Do you? Perhaps more importantly — should you?
DNS providers are like any other business; they must buy hardware, connectivity, and the time of smart people who can make the system work, troubleshoot the system when it fails, and think about ways of improving the system. If the service is free…
DoH, however, has another problem Geoff outlines in his article — DNS is moved up the stack, so it no longer runs over TCP and UDP directly, but instead, it runs over HTTPS. This means local applications, like browsers, can run DNS queries independently of the operating system. In fact, because these queries are TLS encrypted, the operating system itself cannot even “see” the contents of these DNS queries. This might be a good thing — or might be a bad thing. If nothing else, it means the browser, or any other application, can choose to use a resolver not configured by the local operating system. A browser maker, for instance, can direct their browser to send all DNS queries made within the browser to their DNS server, exposing another source of information about users (and the organizations they work for).
Remember that time you mistyped an internal hostname in your browser? Thankfully, you had a local DNS server configured, so the query did not go out to a resolver on the Internet. With DoH, the query can go out to an open resolver on the Internet regardless of how your local systems are configured. Something to ponder.

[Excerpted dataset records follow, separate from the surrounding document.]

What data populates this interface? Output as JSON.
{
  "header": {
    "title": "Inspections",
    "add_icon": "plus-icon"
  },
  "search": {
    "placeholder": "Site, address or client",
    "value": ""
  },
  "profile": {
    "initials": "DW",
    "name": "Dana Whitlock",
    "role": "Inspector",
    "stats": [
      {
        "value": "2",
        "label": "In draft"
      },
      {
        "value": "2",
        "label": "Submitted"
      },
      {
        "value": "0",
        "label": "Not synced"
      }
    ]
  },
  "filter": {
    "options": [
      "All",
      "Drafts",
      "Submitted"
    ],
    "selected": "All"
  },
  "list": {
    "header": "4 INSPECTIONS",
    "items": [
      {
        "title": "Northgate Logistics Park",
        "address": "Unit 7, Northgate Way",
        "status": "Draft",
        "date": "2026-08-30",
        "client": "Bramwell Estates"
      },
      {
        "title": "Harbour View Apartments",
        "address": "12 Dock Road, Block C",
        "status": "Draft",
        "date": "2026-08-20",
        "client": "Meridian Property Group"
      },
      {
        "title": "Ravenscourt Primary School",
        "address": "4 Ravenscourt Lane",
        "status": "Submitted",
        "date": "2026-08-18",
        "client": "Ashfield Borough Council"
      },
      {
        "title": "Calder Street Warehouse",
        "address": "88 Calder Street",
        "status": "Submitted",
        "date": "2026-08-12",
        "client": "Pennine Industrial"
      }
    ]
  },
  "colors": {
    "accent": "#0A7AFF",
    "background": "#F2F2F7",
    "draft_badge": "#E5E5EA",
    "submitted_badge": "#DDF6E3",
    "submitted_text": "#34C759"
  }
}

The bottom line is this — the nature of DNS makes it extremely difficult to secure. Somehow you have to have someone operate, and pay for, an open database of names which translate to addresses. Somehow you have to have a protocol that allows this database to be queried. All of these “somehows” expose information, and there is no clear way to hide that information. You can solve parts of the problem, but not the whole problem. Solving one part of the problem seems to make another part of the problem worse.
If you haven’t found the tradeoff, you haven’t looked hard enough.
In the end, though, the privacy of DNS queries at a personal and organizational level is something you need to think about.